Steve Heinz coordinates hydropower matters for the Maine Council of Trout Unlimited.
Kimberly Lindlof is correct in her May 28 op-ed on hydropower: Maine’s economic future depends on reliable and affordable electricity. As more homes switch to heat pumps, more vehicles become electric and demand for power continues to grow, Maine will need additional energy storage if it hopes to make effective use of the solar and wind resources it is developing.
This is not controversial. The more important question is how Maine chooses to add that storage and how proposed projects are evaluated.
The proposed Western Maine Energy Storage project in Dixfield has attracted attention because it could provide a significant amount of grid-scale energy storage. The project would use pumped-storage technology, moving water between two man-made ponds and generating electricity when demand is high.
It is an innovative proposal, and unless the ongoing environmental review identifies unexpected impacts or fatal flaws, it is likely to receive the permits and approvals it needs to move forward.

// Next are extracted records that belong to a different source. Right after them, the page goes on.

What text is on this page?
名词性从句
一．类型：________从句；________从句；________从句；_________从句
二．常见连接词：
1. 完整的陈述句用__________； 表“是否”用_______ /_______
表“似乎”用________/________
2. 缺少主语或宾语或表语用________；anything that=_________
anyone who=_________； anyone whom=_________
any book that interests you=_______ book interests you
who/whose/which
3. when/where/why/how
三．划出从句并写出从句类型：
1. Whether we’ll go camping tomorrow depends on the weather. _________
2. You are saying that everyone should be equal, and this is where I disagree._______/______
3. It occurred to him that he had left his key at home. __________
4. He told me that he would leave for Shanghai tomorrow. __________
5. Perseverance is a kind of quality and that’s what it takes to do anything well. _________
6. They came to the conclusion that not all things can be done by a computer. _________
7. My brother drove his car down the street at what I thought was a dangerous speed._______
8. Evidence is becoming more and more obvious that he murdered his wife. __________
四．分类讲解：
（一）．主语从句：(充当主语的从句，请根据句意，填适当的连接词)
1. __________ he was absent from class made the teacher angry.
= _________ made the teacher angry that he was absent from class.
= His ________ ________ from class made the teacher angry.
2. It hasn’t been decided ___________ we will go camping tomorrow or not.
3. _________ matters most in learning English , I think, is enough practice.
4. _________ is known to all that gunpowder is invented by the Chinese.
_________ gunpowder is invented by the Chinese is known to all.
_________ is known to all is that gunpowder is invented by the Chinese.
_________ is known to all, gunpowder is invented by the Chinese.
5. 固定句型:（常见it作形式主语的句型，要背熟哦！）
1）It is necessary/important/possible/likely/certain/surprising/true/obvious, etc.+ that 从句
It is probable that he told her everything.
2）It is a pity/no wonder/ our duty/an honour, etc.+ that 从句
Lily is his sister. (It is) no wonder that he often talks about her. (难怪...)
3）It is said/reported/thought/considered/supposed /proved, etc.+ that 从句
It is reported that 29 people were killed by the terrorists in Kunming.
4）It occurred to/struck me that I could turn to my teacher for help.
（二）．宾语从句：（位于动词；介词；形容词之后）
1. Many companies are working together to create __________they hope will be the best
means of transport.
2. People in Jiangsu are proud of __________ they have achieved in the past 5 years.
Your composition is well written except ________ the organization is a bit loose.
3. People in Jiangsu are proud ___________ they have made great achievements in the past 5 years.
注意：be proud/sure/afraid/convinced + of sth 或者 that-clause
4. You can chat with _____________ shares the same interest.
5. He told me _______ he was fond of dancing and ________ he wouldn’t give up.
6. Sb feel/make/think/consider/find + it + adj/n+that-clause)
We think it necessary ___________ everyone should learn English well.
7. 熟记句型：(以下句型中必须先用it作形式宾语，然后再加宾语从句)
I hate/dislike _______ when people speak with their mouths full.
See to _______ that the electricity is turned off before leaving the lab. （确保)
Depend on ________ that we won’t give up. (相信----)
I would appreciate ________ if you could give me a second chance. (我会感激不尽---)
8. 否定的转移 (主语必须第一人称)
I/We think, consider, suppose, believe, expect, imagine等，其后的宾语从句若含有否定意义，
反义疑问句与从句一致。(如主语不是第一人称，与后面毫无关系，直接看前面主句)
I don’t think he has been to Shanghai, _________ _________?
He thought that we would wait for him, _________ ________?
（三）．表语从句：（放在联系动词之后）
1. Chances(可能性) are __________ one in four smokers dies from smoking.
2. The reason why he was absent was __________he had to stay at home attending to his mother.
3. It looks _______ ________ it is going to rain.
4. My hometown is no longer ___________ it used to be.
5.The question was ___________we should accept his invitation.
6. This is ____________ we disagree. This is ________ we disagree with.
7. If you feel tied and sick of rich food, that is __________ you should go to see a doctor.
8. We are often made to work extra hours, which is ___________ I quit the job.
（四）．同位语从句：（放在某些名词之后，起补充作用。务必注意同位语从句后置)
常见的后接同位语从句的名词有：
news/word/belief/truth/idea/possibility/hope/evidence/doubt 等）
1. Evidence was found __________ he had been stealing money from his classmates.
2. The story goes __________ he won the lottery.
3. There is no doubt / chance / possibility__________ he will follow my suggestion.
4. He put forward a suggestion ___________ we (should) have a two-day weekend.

That is why the discussion should focus not on whether this project should exist, but on how Maine evaluates this project and future proposals that may follow. The Dixfield project should receive the same scrutiny that Mainers would expect for any other major industrial development proposed in the Maine woods. Energy projects should not receive a lighter review simply because they are associated with renewable energy.
Questions involving wetlands, wildlife habitat, groundwater, recreation, scenic resources, construction impacts and long-term land use deserve careful analysis. Those reviews exist for a reason. They help determine whether a project has been proposed in the right place, designed in the right way and whether impacts can be avoided, minimized or mitigated.
At the same time, the Dixfield project should not be confused with conventional hydropower. Pumped storage is fundamentally an energy-storage technology. In many ways it functions like a giant battery, storing energy when it is available and releasing it when demand increases.
That distinction matters because discussion of pumped storage often drifts into broader claims that hydropower is inherently “clean” or “green.” Maine’s experience with conventional hydropower tells a more complicated story.
Hydropower is renewable, but renewable and environmentally benign are not the same thing. For decades, regulators, fisheries agencies, tribes and conservation organizations have worked to address the impacts of dams on fish passage, river flows, aquatic habitat and water quality. Those issues have not gone away.
The Dixfield proposal should stand or fall on its own merits. Its review should focus on the impacts associated with this project, not broader claims about hydropower generally.
Looking ahead, future projects may be the more important issue. The developers of the Dixfield project say that the site is unique and have not suggested that they intend to pursue other similar projects across Maine. If that proves true, Dixfield may be less significant as a model for widespread development than as a reminder that Maine will need to make thoughtful choices among a variety of storage technologies.
Battery storage, pumped storage and technologies that have yet to emerge will all compete to help integrate renewable energy into the grid. Maine should welcome that discussion, but it should also insist on a simple principle: every proposal should receive an honest assessment of its benefits, costs and environmental consequences.
The standards Maine applies to future storage proposals should be the same standards applied to any major industrial project proposed in the Maine Woods.
Maine needs more energy storage. It also needs rigorous environmental review and an understanding of the tradeoffs that accompany large-scale development. Those goals are not in conflict. This is how Maine can build the energy system of the future while protecting the natural resources that make the state worth living in.